Search code examples
algorithmdata-structuresheapasymptotic-complexity

Most efficient implementation to get the closest k items


In the K-Nearest-Neighbor algorithm, we find the top k neighbors closest to a new point out of N observations and use those neighbors to classify the point. From my knowledge of data structures, I can think of two implementations of this process:

Approach 1

  1. Calculate the distances to the new point from each of N observations
  2. Sort the distances using quicksort and take the top k points

Which would take O(N + NlogN) = O(NlogN) time.

Approach 2

  1. Create a max-heap of size k
  2. Calculate the distance from the new point for the first k points
  3. For each following observation, if the distance is less than the max in the heap, pop that point from the heap and replace it with the current observation
  4. Re-heapify (logk operations for N points)
  5. Continue until there are no more observations at which point we should only have the top 5 closest distances in the heap.

This approach would take O(N + NlogK) = O(NlogK) operations.

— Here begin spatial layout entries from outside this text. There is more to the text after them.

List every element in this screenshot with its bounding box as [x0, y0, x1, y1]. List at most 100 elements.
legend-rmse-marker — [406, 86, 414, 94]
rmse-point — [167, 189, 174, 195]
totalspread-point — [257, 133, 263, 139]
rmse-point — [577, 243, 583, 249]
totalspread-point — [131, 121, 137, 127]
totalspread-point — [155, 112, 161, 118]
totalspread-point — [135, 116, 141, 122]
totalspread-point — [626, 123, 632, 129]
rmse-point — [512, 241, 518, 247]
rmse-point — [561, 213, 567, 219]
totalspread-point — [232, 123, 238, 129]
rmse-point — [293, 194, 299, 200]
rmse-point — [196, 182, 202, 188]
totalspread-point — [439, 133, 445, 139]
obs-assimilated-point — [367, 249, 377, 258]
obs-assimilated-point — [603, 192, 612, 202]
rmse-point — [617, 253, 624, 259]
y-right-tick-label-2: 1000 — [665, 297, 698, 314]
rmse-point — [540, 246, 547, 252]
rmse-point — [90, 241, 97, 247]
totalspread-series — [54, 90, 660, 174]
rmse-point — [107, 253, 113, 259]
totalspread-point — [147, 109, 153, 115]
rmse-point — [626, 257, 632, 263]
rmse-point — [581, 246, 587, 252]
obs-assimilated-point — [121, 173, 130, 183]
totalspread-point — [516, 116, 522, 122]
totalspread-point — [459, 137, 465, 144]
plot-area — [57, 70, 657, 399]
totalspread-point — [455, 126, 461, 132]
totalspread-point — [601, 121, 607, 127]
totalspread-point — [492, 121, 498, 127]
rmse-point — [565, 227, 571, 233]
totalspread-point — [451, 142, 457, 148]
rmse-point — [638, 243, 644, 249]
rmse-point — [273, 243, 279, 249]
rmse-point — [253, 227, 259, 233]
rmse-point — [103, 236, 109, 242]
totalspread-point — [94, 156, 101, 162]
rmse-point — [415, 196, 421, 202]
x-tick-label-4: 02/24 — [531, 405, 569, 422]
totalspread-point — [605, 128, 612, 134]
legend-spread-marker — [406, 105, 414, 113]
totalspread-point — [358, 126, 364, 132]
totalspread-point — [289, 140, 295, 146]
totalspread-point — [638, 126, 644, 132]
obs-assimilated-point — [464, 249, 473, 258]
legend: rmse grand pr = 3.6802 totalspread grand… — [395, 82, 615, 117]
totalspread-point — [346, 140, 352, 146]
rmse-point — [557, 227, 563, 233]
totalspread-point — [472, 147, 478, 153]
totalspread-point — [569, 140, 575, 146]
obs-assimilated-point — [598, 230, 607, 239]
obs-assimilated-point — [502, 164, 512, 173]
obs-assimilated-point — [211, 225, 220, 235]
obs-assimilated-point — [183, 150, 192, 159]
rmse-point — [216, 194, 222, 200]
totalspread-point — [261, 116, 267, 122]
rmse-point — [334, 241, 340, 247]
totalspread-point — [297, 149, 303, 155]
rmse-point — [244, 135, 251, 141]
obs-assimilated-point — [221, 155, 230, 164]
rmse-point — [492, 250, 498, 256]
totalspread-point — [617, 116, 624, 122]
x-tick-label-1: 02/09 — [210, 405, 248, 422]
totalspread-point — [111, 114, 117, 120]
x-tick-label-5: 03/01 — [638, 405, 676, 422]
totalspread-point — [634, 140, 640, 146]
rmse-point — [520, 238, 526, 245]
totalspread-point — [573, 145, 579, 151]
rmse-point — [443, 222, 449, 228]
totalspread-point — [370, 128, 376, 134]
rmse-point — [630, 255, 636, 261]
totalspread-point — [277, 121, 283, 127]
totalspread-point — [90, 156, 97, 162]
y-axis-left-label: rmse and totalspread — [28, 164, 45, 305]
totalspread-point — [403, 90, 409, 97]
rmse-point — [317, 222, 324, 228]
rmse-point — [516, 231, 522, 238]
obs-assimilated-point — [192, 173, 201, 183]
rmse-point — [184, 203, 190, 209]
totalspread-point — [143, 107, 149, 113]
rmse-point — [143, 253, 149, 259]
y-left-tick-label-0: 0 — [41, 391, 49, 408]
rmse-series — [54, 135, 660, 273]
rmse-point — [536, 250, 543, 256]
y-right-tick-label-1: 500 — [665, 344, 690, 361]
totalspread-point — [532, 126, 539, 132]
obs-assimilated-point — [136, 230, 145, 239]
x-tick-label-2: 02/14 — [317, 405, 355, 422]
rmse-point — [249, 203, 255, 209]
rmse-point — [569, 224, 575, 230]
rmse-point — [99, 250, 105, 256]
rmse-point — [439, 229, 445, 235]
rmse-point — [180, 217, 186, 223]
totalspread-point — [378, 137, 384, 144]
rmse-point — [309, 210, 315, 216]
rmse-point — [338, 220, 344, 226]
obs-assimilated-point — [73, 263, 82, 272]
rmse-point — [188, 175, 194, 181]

Are my analyses correct? How would this process be optimized in a standard package like sklearn? Thank you!


Solution

  • Here's a good overview of the common methods used: https://en.wikipedia.org/wiki/Nearest_neighbor_search

    What you describe is linear search (since you need to compute the distance to every point in the dataset). The good thing is that this always works. The bad thing about it is that is slow, especially if you query it a lot.

    If you know a bit more about your data you can get better performance. If the data has low dimensionality (2D, 3D) and is uniformly distributed (this doesn't mean perfectly, just not in very dense and very tight clusters) then space partitioning works great because it cuts down quickly on the points that are too far anyway (complexity O(logN) ). They work also for higher dimensionallity or if there are some clusters, but the performance suffers a bit (still better overall than linear search).

    Usually space partitioning or locality sensitive hashing are enough for common datasets.

    The trade-off is that you use more memory and some set-up time to speed up future queries. If you have a lot of queries then it's worth it. If you only have a few, not so much.